The new guidance admirably details the many forms that unlawful harassment may take, including harassment based on group-based stereotypes and workers’ multiple intersecting identities, and explains the robust protection mandated by our nation’s anti-discrimination laws – Title VII of the 1964 Civil Rights Act, the Americans with Disabilities Act, the Age Discrimination in Employment Act, and the newly-enacted Pregnant Workers’ Fairness Act, among others. Notably, it addresses the intentional misgendering of transgender employees and harassment based on a worker’s decision to have an abortion as forms of unlawful harassment. It also underscores that harassment based on sex-based hostility is equally unlawful as explicitly sexual abuse, and that harassment over social media may, when targeted at a particular worker, violate the law.
Many LGBTQ people live and work in localities that have adopted policies to undermine legal protections for them. In today’s final guidance, the EEOC rightly made clear that LGBTQ employees nationwide are protected from sex-based harassment at work under the Supreme Court’s 2020 decision in Bostock v. Clayton County, a case in which the ACLU was counsel. That recognition drew fire from one of the EEOC’s five commissioners, who took the unusual step of publicly noting her disagreement with the majority’s conclusion in the name of “women’s rights.”
“There is no conflict between demanding rights for women and for all transgender people,” said Ria Tabacco Mar, director of the ACLU’s Women’s Rights Project. “Attacking trans people does nothing to address the real problems women face. As feminists, we reject efforts to appropriate the rhetoric of ‘women’s rights’ to inflict harm on trans people, men or women.”

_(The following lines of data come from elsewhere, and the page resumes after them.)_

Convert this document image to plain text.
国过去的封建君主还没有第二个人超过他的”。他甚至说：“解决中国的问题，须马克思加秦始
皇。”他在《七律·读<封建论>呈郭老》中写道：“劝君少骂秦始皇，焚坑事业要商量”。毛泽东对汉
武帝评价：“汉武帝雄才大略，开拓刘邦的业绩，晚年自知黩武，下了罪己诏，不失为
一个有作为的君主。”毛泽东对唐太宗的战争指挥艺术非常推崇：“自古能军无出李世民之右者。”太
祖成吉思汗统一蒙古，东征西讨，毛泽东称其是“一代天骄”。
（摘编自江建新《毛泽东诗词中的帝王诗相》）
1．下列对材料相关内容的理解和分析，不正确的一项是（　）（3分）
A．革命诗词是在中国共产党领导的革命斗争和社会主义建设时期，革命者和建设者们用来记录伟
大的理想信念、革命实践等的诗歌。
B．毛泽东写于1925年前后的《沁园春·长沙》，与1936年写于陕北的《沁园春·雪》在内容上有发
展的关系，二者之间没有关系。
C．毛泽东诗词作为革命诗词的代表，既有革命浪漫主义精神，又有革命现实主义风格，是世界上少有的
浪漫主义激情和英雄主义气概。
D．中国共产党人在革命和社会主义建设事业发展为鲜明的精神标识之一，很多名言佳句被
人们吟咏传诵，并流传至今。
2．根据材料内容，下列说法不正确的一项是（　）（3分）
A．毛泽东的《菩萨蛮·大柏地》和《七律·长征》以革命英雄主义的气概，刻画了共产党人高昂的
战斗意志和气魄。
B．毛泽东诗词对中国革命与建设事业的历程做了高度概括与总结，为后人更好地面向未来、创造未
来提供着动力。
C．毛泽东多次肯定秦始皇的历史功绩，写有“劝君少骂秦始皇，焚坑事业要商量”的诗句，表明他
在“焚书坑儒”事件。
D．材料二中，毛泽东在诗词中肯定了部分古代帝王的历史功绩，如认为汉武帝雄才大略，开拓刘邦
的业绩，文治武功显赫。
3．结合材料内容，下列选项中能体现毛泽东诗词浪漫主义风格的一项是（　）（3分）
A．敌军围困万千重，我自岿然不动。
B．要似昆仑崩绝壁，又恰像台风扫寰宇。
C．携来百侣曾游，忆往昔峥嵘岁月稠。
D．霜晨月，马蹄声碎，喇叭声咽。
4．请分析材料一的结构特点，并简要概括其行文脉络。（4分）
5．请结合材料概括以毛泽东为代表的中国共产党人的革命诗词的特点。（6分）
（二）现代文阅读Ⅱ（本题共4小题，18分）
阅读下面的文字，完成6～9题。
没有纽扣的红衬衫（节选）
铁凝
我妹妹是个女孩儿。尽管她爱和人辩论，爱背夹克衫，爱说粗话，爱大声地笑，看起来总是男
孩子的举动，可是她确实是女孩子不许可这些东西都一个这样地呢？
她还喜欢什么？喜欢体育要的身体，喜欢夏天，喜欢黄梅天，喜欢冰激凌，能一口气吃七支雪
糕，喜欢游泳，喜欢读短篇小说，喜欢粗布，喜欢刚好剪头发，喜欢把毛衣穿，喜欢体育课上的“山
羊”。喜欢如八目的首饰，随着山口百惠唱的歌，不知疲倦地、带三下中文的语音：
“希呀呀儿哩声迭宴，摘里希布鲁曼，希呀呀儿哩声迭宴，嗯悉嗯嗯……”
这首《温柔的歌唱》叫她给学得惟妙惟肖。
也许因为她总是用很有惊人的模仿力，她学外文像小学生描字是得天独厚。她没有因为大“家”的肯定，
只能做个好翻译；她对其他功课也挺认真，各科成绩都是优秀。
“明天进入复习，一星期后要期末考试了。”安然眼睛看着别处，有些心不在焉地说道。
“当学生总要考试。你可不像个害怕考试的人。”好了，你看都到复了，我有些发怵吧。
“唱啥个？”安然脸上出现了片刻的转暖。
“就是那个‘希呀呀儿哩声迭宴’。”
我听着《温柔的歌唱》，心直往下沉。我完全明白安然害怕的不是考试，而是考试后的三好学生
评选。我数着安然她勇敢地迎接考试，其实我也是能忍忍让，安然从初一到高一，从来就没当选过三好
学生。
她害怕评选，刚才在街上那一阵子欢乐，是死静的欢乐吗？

“We applaud the EEOC’s expansive explanation of the law’s anti-harassment protections. On-the-job abuse, particularly of our most vulnerable workers, remains rampant,” added Thomas. “The guidance provides employers with actionable insights to foster a culture of respect and inclusion, empowers employees to assert their rights, and instructs courts in how the nation’s foremost anti-discrimination enforcement agency interprets the law.”